Glancing at my watch, I saw I was going to be late for work if I didn’t hurry. Worcester Bank opened early and I had to be there even earlier for my job as a teller. I’d been daydreaming of last night, putting me behind schedule.

I hurried into the kitchen, then grabbed a mug and filled it with coffee. I needed a quick fix before I left. That’s when I saw it.

A stack of money on the kitchen counter.

I stared in confusion for a moment, then set aside my mug and reached for the money. Next to it was a note.

For anything you might need.
-D

Absently, I counted the stack. It was about a half-inch tall and only contained hundreds. When I was through counting, I just stood in amazement.
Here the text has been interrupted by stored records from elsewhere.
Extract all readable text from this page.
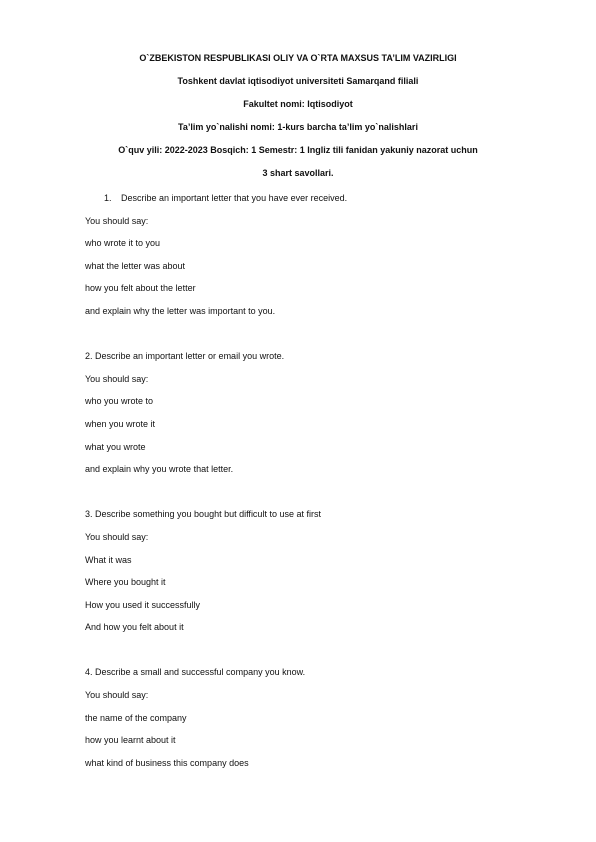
O`ZBEKISTON RESPUBLIKASI OLIY VA O`RTA MAXSUS TA’LIM VAZIRLIGI
Toshkent davlat iqtisodiyot universiteti Samarqand filiali
Fakultet nomi: Iqtisodiyot
Ta’lim yo`nalishi nomi: 1-kurs barcha ta’lim yo`nalishlari
O`quv yili: 2022-2023 Bosqich: 1 Semestr: 1 Ingliz tili fanidan yakuniy nazorat uchun
3 shart savollari.
1. Describe an important letter that you have ever received.
You should say:
who wrote it to you
what the letter was about
how you felt about the letter
and explain why the letter was important to you.
2. Describe an important letter or email you wrote.
You should say:
who you wrote to
when you wrote it
what you wrote
and explain why you wrote that letter.
3. Describe something you bought but difficult to use at first
You should say:
What it was
Where you bought it
How you used it successfully
And how you felt about it
4. Describe a small and successful company you know.
You should say:
the name of the company
how you learnt about it
what kind of business this company does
Ten thousand dollars. Devon had left ten thousand dollars just . . . sitting on the kitchen counter.

My happiness abruptly deflated like a popped balloon. Last night had seemed special—a wonderful reunion after too many weeks apart. But now it was sordid, tainted by money left figuratively
on the bedside table, as though Devon were compensating me for having sex with him. I lived in his apartment, for which he paid all the bills, but that seemed . . . different than a pile of cold, hard cash.

I didn’t know what to do with the money. I couldn’t leave it sitting out. Back in the bedroom, I hesitated, then put it in the top drawer of the nightstand. That was probably the most appropriate place for it anyway, I thought somewhat bitterly.

Now I was really late for work. I drove my own car although I had the keys for Devon’s Porsche. He’d left them when he’d left the keys to his apartment and a directive to move out of my best friend Logan’s place and into his. But driving such an expensive car made me nervous, so my old sedan was preferable.

Marcia, another teller at the bank and one of my few close friends, was pouring herself a cup of coffee in the break room by the time I hurriedly clocked in and tossed my lunch into the communal refrigerator.

“Oh, pour me a cup, too, please,” I said, somewhat breathless from my dash into the building after I’d parked my car.

She obliged, pouring a second cup and eyeing me. “You look a little tired today,” she said. “Everything okay?”

“Devon came last night,” I said, taking the cup from her. We fell into step together as we walked to the front of the bank and to our teller booths.